Meski demikian, Washington masih enggan memberikan tindakan tegas terhadap pelanggaran yang dilakukan oleh sekutu kesayangannya itu.

Baca juga: Hizbullah Gempur Pangkalan Militer Israel di Palestina Utara Pakai Peluru Artileri

Bahkan pemerintahan Joe Biden pun terus menggelontor daba militer untuk negara zionis tersebut.

Baru-baru AS telah mencairkan dana sebesar 23 miliar dolar AS atau Rp 374 triliun untuk membiayai pertahanan Israel.

Pengumuman hari Senin ini menandai pertama kalinya Washington melontarkan tuduhan serupa terhadap pasukan Israel.

Semua tuduhan tersebut bermula dari insiden yang terjadi jauh sebelum perang Israel-Hamas dimulai pada Oktober lalu.
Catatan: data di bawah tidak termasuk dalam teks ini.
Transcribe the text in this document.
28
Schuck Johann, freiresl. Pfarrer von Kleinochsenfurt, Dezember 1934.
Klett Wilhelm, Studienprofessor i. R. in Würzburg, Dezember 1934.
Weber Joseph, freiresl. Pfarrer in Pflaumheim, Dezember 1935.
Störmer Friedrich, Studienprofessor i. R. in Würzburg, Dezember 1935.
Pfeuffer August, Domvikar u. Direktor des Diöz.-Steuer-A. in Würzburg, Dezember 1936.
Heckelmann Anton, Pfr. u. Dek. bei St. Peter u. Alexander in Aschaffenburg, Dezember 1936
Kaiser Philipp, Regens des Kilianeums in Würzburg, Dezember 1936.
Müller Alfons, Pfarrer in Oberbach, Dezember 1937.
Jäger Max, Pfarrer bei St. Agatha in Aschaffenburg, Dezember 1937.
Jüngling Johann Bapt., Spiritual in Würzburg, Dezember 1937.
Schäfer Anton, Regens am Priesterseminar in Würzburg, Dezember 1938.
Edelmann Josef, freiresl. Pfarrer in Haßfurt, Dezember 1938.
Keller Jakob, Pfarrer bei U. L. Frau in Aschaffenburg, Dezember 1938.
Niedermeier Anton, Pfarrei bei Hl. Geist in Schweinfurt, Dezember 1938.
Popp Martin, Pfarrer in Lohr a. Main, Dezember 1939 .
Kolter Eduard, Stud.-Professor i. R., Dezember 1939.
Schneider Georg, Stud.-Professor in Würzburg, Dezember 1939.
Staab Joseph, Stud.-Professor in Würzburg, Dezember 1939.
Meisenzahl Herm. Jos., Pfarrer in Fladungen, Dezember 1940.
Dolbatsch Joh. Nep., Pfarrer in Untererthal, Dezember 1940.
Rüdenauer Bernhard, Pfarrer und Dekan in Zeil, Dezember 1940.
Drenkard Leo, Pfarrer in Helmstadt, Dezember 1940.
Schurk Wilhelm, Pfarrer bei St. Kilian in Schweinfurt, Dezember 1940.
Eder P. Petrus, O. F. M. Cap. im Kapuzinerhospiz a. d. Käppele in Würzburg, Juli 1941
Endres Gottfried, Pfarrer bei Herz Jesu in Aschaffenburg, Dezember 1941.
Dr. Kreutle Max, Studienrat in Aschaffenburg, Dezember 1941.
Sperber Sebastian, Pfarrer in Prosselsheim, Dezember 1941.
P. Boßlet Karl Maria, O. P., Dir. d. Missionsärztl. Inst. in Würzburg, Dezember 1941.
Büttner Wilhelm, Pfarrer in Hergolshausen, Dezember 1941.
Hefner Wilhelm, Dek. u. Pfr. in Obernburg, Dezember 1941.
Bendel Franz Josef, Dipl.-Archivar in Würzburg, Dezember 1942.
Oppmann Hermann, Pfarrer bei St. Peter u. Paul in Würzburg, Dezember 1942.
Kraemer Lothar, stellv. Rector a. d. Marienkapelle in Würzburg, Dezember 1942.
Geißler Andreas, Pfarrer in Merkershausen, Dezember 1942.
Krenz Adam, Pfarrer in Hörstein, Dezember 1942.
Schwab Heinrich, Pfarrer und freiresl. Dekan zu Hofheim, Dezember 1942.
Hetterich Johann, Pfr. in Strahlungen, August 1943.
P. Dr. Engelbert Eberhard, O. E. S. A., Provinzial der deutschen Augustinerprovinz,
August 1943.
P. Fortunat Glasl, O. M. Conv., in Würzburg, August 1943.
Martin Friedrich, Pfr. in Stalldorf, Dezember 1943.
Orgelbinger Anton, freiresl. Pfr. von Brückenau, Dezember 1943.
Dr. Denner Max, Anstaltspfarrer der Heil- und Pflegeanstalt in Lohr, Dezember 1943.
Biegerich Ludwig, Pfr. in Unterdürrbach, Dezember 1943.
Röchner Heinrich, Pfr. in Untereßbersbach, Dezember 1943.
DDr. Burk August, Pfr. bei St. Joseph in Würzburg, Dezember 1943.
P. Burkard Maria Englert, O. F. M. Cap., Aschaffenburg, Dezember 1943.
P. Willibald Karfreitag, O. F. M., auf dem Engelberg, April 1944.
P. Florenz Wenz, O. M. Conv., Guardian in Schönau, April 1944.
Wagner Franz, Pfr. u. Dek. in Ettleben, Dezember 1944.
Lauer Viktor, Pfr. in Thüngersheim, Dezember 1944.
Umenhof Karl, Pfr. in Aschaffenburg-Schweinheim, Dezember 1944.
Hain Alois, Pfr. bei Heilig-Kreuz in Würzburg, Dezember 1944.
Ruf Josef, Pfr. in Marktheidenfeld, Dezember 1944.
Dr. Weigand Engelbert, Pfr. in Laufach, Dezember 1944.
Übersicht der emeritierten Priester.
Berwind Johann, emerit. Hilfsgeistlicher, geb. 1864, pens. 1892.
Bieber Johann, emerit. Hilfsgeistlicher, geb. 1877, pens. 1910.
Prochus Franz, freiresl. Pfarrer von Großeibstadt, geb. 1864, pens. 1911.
Sebagian besar insiden terjadi di Tepi Barat, dan tidak ada yang melibatkan Jalur Gaza.

Semua unit Israel tetap memenuhi syarat untuk menerima bantuan Amerika, meskipun ada undang-undang yang melarang Amerika memberikan senjata atau bantuan lain kepada kelompok yang diketahui melakukan pelanggaran hak asasi manusia.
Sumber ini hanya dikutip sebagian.